Several people took objection to the logo by the East Side Elementary School, which is located across the street from the Etz Chaim Synagogue.

“I don’t want to see my kids wearing that on their shirt,” Mike Albuquerque, the father of two students who will attend the school next year, told The Atlanta Journal-Constitution.

“Really it’s a big oversight of the county and everyone involved in the process who reviewed that, to not call out the fact that this looks like Nazi iconography. Or maybe, who knows, somebody did call it out and it wasn’t heard.”

Rbbi Amanda Flaks told WSB-TV she had to look twice at the design and it made her uncomfortable.

“I thought, ‘That looks off.

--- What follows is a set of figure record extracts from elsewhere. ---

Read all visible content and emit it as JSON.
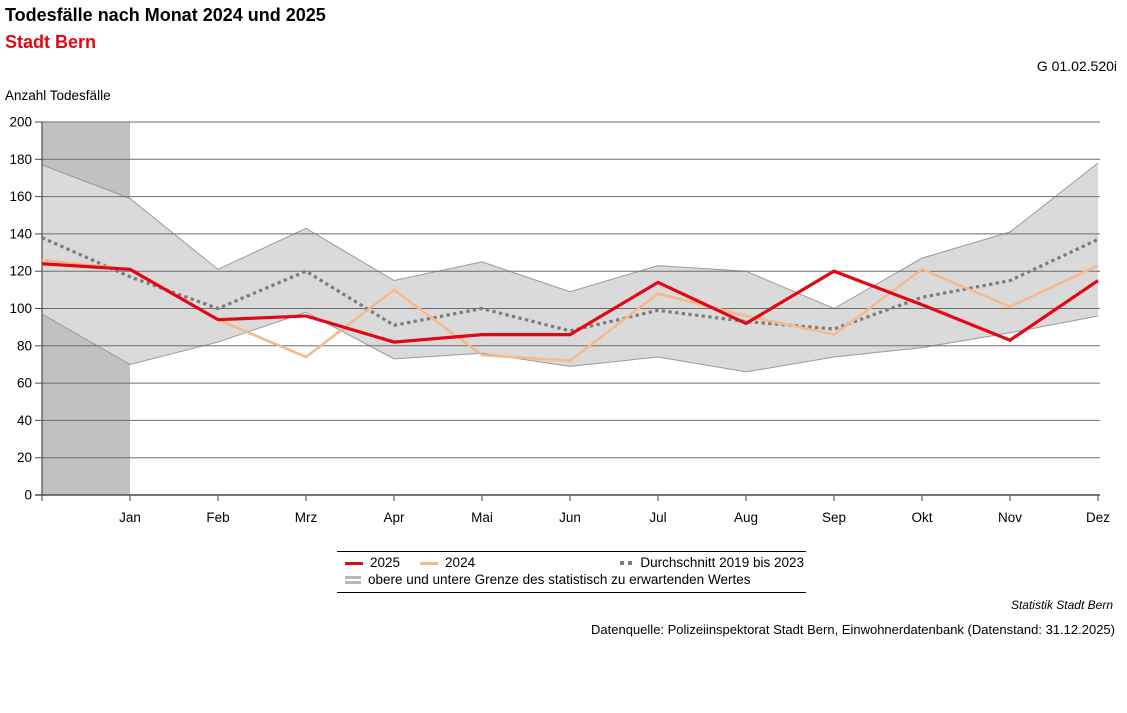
{
  "header": {
    "title": "Todesfälle nach Monat 2024 und 2025",
    "subtitle": "Stadt Bern",
    "subtitle_color": "#e30613",
    "chart_id": "G 01.02.520i"
  },
  "chart_data": {
    "type": "line",
    "title": "Todesfälle nach Monat 2024 und 2025",
    "ylabel": "Anzahl Todesfälle",
    "xlabel": "",
    "ylim": [
      0,
      200
    ],
    "ytick_step": 20,
    "grid": "horizontal",
    "legend_position": "bottom",
    "categories": [
      "",
      "Jan",
      "Feb",
      "Mrz",
      "Apr",
      "Mai",
      "Jun",
      "Jul",
      "Aug",
      "Sep",
      "Okt",
      "Nov",
      "Dez"
    ],
    "first_point_note": "unlabeled start point on y-axis",
    "series": [
      {
        "name": "2025",
        "color": "#e30613",
        "style": "solid",
        "width": 3.2,
        "values": [
          124,
          121,
          94,
          96,
          82,
          86,
          86,
          114,
          92,
          120,
          102,
          83,
          115
        ]
      },
      {
        "name": "2024",
        "color": "#f5b98c",
        "style": "solid",
        "width": 2.6,
        "values": [
          126,
          121,
          94,
          74,
          110,
          75,
          72,
          108,
          96,
          86,
          121,
          101,
          123
        ]
      },
      {
        "name": "Durchschnitt 2019 bis 2023",
        "color": "#7b7b7b",
        "style": "dotted",
        "width": 3.2,
        "values": [
          138,
          117,
          100,
          120,
          91,
          100,
          88,
          99,
          93,
          89,
          106,
          115,
          137
        ]
      }
    ],
    "band": {
      "name": "obere und untere Grenze des statistisch zu erwartenden Wertes",
      "fill": "#dadada",
      "stroke": "#9a9a9a",
      "upper": [
        177,
        159,
        121,
        143,
        115,
        125,
        109,
        123,
        120,
        100,
        127,
        141,
        178
      ],
      "lower": [
        97,
        70,
        82,
        98,
        73,
        76,
        69,
        74,
        66,
        74,
        79,
        87,
        96
      ]
    },
    "highlight": {
      "from_index": 0,
      "to_index": 1,
      "color": "#c1c1c1"
    },
    "colors": {
      "gridline": "#6e6e6e",
      "axis": "#4d4d4d",
      "tick_label": "#000000"
    }
  },
  "footer": {
    "attribution": "Statistik Stadt Bern",
    "source": "Datenquelle: Polizeiinspektorat Stadt Bern, Einwohnerdatenbank (Datenstand: 31.12.2025)"
  }
}
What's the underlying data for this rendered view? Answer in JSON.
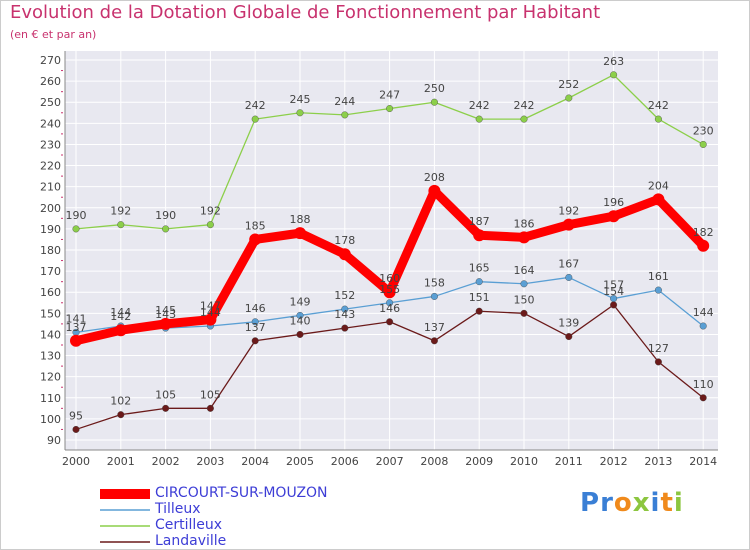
{
  "header": {
    "title": "Evolution de la Dotation Globale de Fonctionnement par Habitant",
    "subtitle": "(en € et par an)"
  },
  "logo": {
    "text": "Proxiti",
    "letters": [
      "P",
      "r",
      "o",
      "x",
      "i",
      "t",
      "i"
    ],
    "letter_colors": [
      "#3a7fd5",
      "#3a7fd5",
      "#f08a1c",
      "#8cc63f",
      "#3a7fd5",
      "#f08a1c",
      "#8cc63f"
    ]
  },
  "chart_data": {
    "type": "line",
    "title": "Evolution de la Dotation Globale de Fonctionnement par Habitant",
    "subtitle": "(en € et par an)",
    "x": [
      "2000",
      "2001",
      "2002",
      "2003",
      "2004",
      "2005",
      "2006",
      "2007",
      "2008",
      "2009",
      "2010",
      "2011",
      "2012",
      "2013",
      "2014"
    ],
    "ylim": [
      90,
      270
    ],
    "yticks": [
      90,
      100,
      110,
      120,
      130,
      140,
      150,
      160,
      170,
      180,
      190,
      200,
      210,
      220,
      230,
      240,
      250,
      260,
      270
    ],
    "grid": true,
    "legend_position": "bottom-left",
    "series": [
      {
        "name": "CIRCOURT-SUR-MOUZON",
        "color": "#ff0000",
        "emphasis": true,
        "values": [
          137,
          142,
          145,
          147,
          185,
          188,
          178,
          160,
          208,
          187,
          186,
          192,
          196,
          204,
          182
        ]
      },
      {
        "name": "Tilleux",
        "color": "#5a9fd4",
        "emphasis": false,
        "values": [
          141,
          144,
          143,
          144,
          146,
          149,
          152,
          155,
          158,
          165,
          164,
          167,
          157,
          161,
          144
        ]
      },
      {
        "name": "Certilleux",
        "color": "#8ccf4a",
        "emphasis": false,
        "values": [
          190,
          192,
          190,
          192,
          242,
          245,
          244,
          247,
          250,
          242,
          242,
          252,
          263,
          242,
          230
        ]
      },
      {
        "name": "Landaville",
        "color": "#6b1a1a",
        "emphasis": false,
        "values": [
          95,
          102,
          105,
          105,
          137,
          140,
          143,
          146,
          137,
          151,
          150,
          139,
          154,
          127,
          110
        ]
      }
    ]
  }
}
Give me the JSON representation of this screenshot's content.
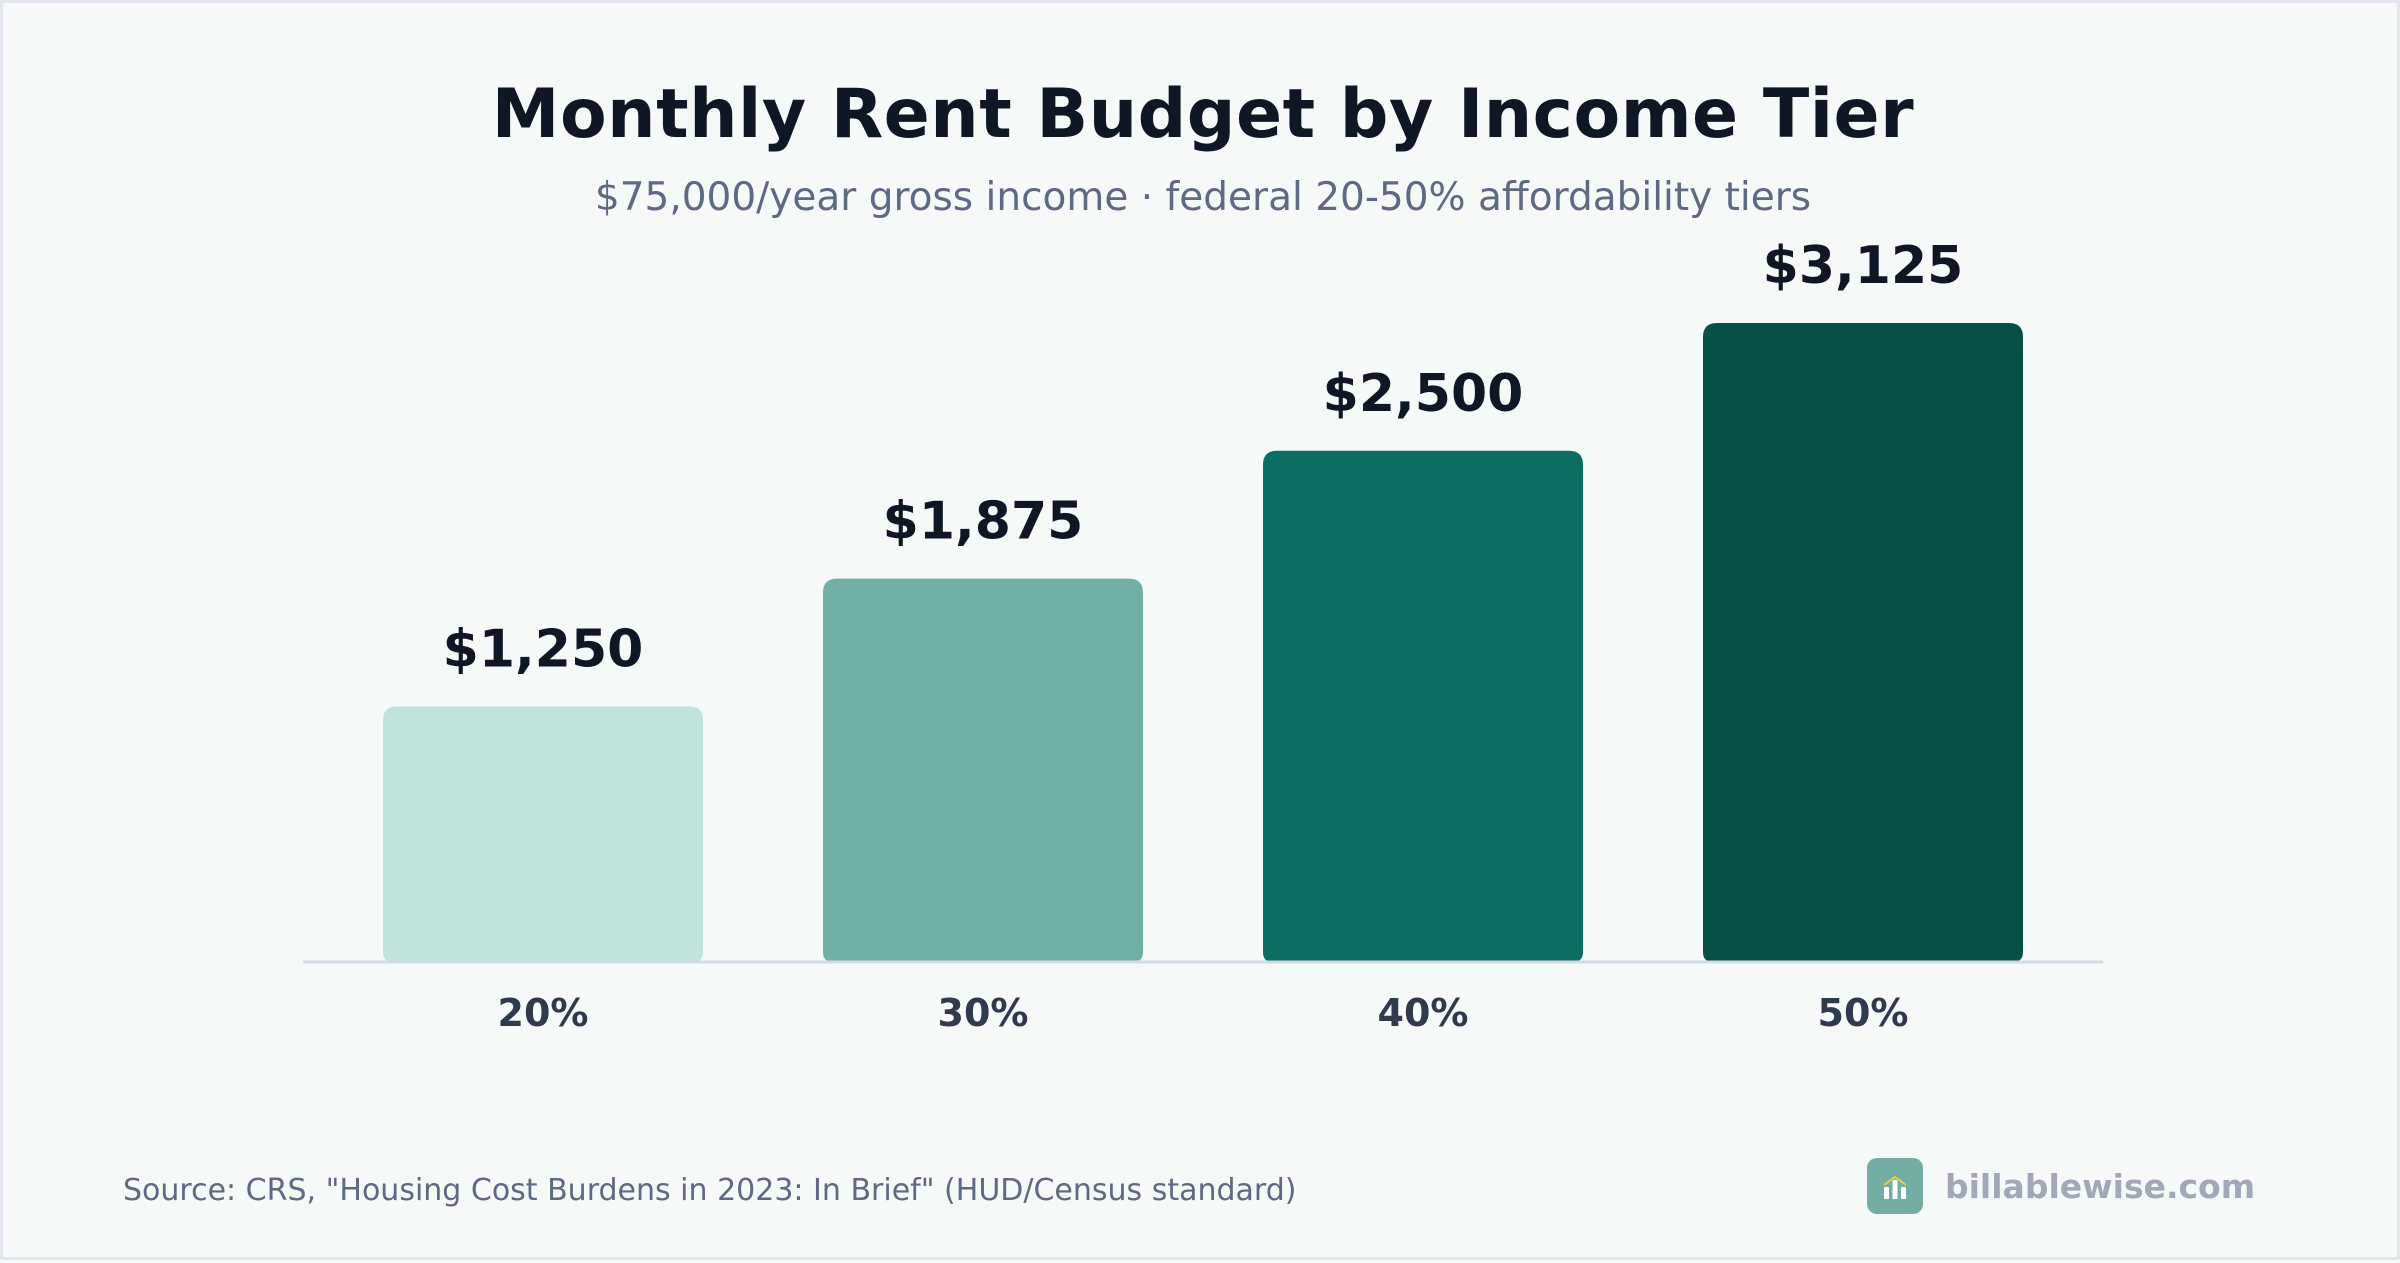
{
  "chart_data": {
    "type": "bar",
    "title": "Monthly Rent Budget by Income Tier",
    "subtitle": "$75,000/year gross income · federal 20-50% affordability tiers",
    "categories": [
      "20%",
      "30%",
      "40%",
      "50%"
    ],
    "values": [
      1250,
      1875,
      2500,
      3125
    ],
    "value_labels": [
      "$1,250",
      "$1,875",
      "$2,500",
      "$3,125"
    ],
    "colors": [
      "#c0e3dc",
      "#70b0a5",
      "#0c6e62",
      "#075046"
    ],
    "ylim": [
      0,
      3125
    ],
    "xlabel": "",
    "ylabel": "",
    "grid": false
  },
  "footer": {
    "source": "Source: CRS, \"Housing Cost Burdens in 2023: In Brief\" (HUD/Census standard)",
    "brand": "billablewise.com",
    "brand_icon": "bar-chart-logo-icon"
  }
}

That makes me uncomfortable,’ and I came back to it a few times and I felt more and more uncomfortable and sick each time,” Ms Flaks said, adding that she contacted the school to raise her objections.

She said she was hurt to see it because “my children are great grandchildren of someone who fled the Nazi regime in Germany and survived the Holocaust”.

This is not the first time the school district has got embroiled in an antisemitism controversy.

Last year, anti-Semitic graffiti was found daubed on a boys’ bathroom wall during the most important holiday period of the Jewish faith at the Alan C Pope High School in Marietta. Two swastikas and “hail [sic] Hitler” graffiti were found on the wall, with the administration ordering an investigation.

Several Cobb middle school students were disciplined earlier this year for sharing antisemitic imagery on social media.

Noting the rise in such incidents, Dov Wilker, director of the American Jewish Committee Atlanta region, said: “Pretending that antisemitism doesn’t exist won’t make it go away. The children who attend Cobb County schools — and their families — deserve better.”